Auf der anderen Seite erfreuen sich einige Stadtteile, wie der Landschaftspark Adlershof, eines signifikanten Zuwachses von 27,2 Prozent, während Oberspree in Treptow-Köpenick um 9,4 Prozent wuchs. Auch die Heidestraße am Hauptbahnhof konnte mit einem Zuwachs von knapp 8 Prozent punkten. Diese Schwankungen zeigen, wie dynamisch und wandelbar die Berliner Stadtlandschaft ist.

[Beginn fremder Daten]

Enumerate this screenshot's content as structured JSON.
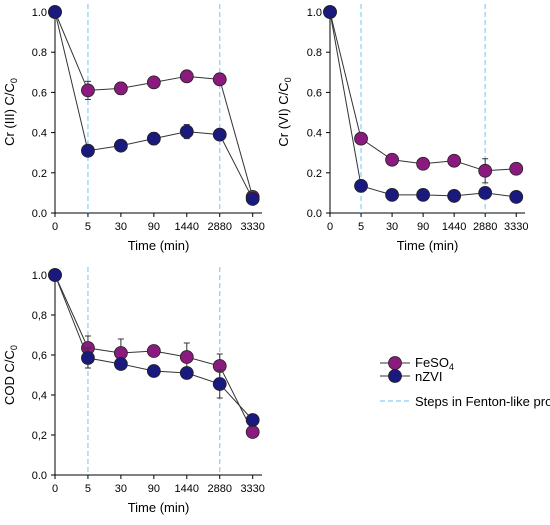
{
  "chart_data": [
    {
      "type": "line",
      "categories": [
        "0",
        "5",
        "30",
        "90",
        "1440",
        "2880",
        "3330"
      ],
      "ylabel": "Cr (III) C/C0",
      "xlabel": "Time (min)",
      "ylim": [
        0,
        1.0
      ],
      "yticks": [
        "0.0",
        "0.2",
        "0.4",
        "0.6",
        "0.8",
        "1.0"
      ],
      "step_markers": [
        "5",
        "2880"
      ],
      "series": [
        {
          "name": "FeSO4",
          "color": "#8b1a7e",
          "values": [
            1.0,
            0.61,
            0.62,
            0.65,
            0.68,
            0.665,
            0.08
          ],
          "errors": [
            0,
            0.045,
            0.03,
            0.015,
            0.02,
            0.015,
            0.015
          ]
        },
        {
          "name": "nZVI",
          "color": "#1a1a7e",
          "values": [
            1.0,
            0.31,
            0.335,
            0.37,
            0.405,
            0.39,
            0.07
          ],
          "errors": [
            0,
            0.015,
            0.015,
            0.03,
            0.035,
            0.015,
            0.015
          ]
        }
      ]
    },
    {
      "type": "line",
      "categories": [
        "0",
        "5",
        "30",
        "90",
        "1440",
        "2880",
        "3330"
      ],
      "ylabel": "Cr (VI) C/C0",
      "xlabel": "Time (min)",
      "ylim": [
        0,
        1.0
      ],
      "yticks": [
        "0.0",
        "0.2",
        "0.4",
        "0.6",
        "0.8",
        "1.0"
      ],
      "step_markers": [
        "5",
        "2880"
      ],
      "series": [
        {
          "name": "FeSO4",
          "color": "#8b1a7e",
          "values": [
            1.0,
            0.37,
            0.265,
            0.245,
            0.26,
            0.21,
            0.22
          ],
          "errors": [
            0,
            0.01,
            0.01,
            0.025,
            0.01,
            0.06,
            0.01
          ]
        },
        {
          "name": "nZVI",
          "color": "#1a1a7e",
          "values": [
            1.0,
            0.135,
            0.09,
            0.09,
            0.085,
            0.1,
            0.08
          ],
          "errors": [
            0,
            0.03,
            0.01,
            0.025,
            0.01,
            0.025,
            0.01
          ]
        }
      ]
    },
    {
      "type": "line",
      "categories": [
        "0",
        "5",
        "30",
        "90",
        "1440",
        "2880",
        "3330"
      ],
      "ylabel": "COD C/C0",
      "xlabel": "Time (min)",
      "ylim": [
        0,
        1.0
      ],
      "yticks": [
        "0.0",
        "0,2",
        "0,4",
        "0,6",
        "0,8",
        "1.0"
      ],
      "step_markers": [
        "5",
        "2880"
      ],
      "series": [
        {
          "name": "FeSO4",
          "color": "#8b1a7e",
          "values": [
            1.0,
            0.635,
            0.61,
            0.62,
            0.59,
            0.545,
            0.215
          ],
          "errors": [
            0,
            0.06,
            0.07,
            0.015,
            0.07,
            0.06,
            0.015
          ]
        },
        {
          "name": "nZVI",
          "color": "#1a1a7e",
          "values": [
            1.0,
            0.585,
            0.555,
            0.52,
            0.51,
            0.455,
            0.275
          ],
          "errors": [
            0,
            0.05,
            0.02,
            0.015,
            0.02,
            0.07,
            0.02
          ]
        }
      ]
    }
  ],
  "legend": {
    "items": [
      {
        "label": "FeSO",
        "sub": "4",
        "color": "#8b1a7e"
      },
      {
        "label": "nZVI",
        "sub": "",
        "color": "#1a1a7e"
      }
    ],
    "steps_label": "Steps in Fenton-like process",
    "steps_color": "#87cefa"
  }
}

Demografische Aspekte und Einbürgerungen

Ein weiterer interessanter Aspekt ist die demografische Zusammensetzung der Bevölkerung. Die Zahl der ausländischen Einwohner in Berlin liegt bei 976.419, was einen Zuwachs von 4.541 Personen bedeutet. Rund 59,5 Prozent dieser ausländischen Einwohner haben eine europäische Staatsangehörigkeit, und etwa 26,6 Prozent stammen aus asiatischen Ländern. Der Anteil der Bevölkerung mit Migrationshintergrund ist auf 42,3 Prozent gestiegen, wobei rund 49.000 der 53.000 Neuzugänge einen deutschen Pass besitzen. Dies ist vor allem auf die beschleunigten Einbürgerungen zurückzuführen.

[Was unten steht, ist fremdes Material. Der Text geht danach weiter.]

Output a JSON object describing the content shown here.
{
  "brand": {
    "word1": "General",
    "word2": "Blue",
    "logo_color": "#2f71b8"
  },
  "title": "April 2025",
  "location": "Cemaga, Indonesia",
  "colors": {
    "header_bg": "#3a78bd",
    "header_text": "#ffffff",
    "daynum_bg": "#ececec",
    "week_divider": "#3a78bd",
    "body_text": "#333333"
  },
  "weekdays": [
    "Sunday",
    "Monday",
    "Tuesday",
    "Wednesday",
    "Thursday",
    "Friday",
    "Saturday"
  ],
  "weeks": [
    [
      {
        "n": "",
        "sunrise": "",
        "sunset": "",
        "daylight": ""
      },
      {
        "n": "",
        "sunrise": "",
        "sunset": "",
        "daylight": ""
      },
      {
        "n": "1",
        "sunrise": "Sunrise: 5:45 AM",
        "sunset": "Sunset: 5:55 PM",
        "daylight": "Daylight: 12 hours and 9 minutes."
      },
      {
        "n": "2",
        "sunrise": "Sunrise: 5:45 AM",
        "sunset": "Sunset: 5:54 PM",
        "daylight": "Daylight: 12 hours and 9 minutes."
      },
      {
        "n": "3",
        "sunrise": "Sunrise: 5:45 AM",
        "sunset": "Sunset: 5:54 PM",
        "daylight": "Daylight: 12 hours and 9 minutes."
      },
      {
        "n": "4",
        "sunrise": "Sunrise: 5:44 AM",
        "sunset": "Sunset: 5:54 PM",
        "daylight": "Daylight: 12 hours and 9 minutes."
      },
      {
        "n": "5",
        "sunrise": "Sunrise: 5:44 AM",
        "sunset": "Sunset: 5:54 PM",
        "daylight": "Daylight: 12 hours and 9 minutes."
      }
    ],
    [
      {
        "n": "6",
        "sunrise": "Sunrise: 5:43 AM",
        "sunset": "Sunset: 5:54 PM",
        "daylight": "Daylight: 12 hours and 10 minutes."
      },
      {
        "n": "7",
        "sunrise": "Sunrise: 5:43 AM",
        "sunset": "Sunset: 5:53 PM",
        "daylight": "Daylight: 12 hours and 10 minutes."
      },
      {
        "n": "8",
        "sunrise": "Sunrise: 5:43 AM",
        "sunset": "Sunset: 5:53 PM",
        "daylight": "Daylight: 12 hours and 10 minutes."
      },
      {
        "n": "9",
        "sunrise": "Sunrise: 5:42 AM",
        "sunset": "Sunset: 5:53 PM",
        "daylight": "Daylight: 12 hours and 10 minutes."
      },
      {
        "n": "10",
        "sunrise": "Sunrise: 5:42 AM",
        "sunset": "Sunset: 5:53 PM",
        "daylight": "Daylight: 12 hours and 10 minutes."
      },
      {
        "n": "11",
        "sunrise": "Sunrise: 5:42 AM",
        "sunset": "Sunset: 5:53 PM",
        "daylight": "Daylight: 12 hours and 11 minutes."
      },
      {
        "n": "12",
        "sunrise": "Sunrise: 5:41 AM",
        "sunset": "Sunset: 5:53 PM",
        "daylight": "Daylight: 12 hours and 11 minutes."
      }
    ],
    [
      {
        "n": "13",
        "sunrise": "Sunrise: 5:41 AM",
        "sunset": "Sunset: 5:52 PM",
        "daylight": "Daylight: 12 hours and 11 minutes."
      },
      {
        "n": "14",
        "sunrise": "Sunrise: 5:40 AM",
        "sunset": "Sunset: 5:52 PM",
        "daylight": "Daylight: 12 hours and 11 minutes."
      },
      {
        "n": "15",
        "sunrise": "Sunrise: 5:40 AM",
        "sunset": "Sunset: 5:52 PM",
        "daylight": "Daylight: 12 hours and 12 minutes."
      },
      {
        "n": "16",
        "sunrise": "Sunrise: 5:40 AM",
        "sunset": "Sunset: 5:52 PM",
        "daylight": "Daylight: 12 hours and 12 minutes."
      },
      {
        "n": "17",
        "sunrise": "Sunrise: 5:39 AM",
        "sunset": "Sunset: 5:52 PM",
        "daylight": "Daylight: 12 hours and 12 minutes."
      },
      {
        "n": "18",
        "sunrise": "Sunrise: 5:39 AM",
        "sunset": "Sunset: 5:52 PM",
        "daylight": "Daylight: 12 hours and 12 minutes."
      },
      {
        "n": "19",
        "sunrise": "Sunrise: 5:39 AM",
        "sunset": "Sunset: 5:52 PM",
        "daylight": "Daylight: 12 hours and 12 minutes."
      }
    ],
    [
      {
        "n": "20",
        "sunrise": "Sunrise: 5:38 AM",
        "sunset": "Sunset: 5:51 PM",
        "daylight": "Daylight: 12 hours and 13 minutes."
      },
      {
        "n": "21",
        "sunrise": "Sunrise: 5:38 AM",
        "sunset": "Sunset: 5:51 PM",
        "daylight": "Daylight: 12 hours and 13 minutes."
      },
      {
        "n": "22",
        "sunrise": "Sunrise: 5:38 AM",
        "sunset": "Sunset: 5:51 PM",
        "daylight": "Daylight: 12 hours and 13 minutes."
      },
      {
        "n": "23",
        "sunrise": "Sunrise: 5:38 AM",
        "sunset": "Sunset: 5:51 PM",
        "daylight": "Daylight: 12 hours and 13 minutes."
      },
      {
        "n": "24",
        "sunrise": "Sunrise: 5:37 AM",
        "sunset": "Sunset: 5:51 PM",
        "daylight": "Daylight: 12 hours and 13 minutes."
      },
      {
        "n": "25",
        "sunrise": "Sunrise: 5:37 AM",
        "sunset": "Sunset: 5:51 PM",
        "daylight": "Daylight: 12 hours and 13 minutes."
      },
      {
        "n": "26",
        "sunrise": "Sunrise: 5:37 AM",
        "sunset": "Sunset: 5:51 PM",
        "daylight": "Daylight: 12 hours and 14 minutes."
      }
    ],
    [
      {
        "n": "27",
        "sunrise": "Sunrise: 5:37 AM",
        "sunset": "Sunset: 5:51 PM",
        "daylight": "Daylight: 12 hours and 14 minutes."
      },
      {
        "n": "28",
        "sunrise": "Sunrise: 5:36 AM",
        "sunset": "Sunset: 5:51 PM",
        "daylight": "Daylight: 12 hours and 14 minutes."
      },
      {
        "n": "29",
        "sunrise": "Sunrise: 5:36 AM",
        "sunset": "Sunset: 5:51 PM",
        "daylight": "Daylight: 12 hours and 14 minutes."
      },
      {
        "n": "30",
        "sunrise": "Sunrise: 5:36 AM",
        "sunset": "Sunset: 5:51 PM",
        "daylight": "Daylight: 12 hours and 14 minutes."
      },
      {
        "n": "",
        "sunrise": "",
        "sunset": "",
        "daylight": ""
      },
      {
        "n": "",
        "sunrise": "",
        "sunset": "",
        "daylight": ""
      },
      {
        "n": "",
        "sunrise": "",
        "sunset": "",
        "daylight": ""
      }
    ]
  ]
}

Das Durchschnittsalter der Berliner Bevölkerung liegt bei 42,9 Jahren. Die ältesten Bezirke sind Steglitz-Zehlendorf mit einem Durchschnittsalter von 46,6 Jahren und Charlottenburg-Wilmersdorf mit 45,2 Jahren. Im Kontrast dazu sind Friedrichshain-Kreuzberg und Mitte die jüngsten Bezirke mit Durchschnittsaltern von 39,7 bzw. 39,8 Jahren. Diese demografischen Unterschiede sind nicht nur für die Stadtplanung relevant, sondern auch für soziale und wirtschaftliche Aspekte des Lebens in Berlin.

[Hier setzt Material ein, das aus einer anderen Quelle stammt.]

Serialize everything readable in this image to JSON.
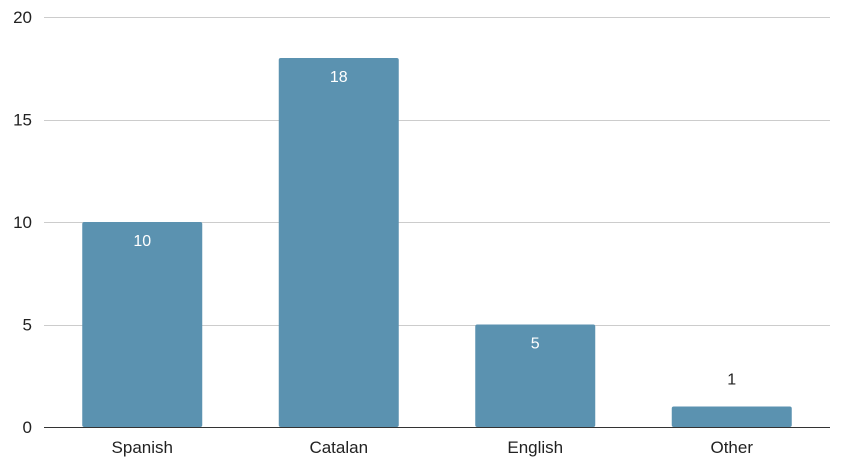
{
  "chart_data": {
    "type": "bar",
    "categories": [
      "Spanish",
      "Catalan",
      "English",
      "Other"
    ],
    "values": [
      10,
      18,
      5,
      1
    ],
    "data_labels": [
      "10",
      "18",
      "5",
      "1"
    ],
    "title": "",
    "xlabel": "",
    "ylabel": "",
    "ylim": [
      0,
      20
    ],
    "yticks": [
      0,
      5,
      10,
      15,
      20
    ],
    "ytick_labels": [
      "0",
      "5",
      "10",
      "15",
      "20"
    ],
    "grid": true,
    "legend": "none",
    "bar_color": "#5b92b0",
    "inside_label_color": "#ffffff",
    "outside_label_color": "#222222"
  }
}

Zusammenfassend lässt sich sagen, dass die Berliner Bevölkerung weiterhin im Wandel ist. Die Unterschiede in den Zuwächsen und Rückgängen zeugen von den vielfältigen Herausforderungen und Chancen, die die Stadt in Zukunft bewältigen wird. Diese Entwicklungen sind nicht nur für die Politik von Bedeutung, sondern auch für alle Bürgerinnen und Bürger, die in dieser pulsierenden Metropole leben.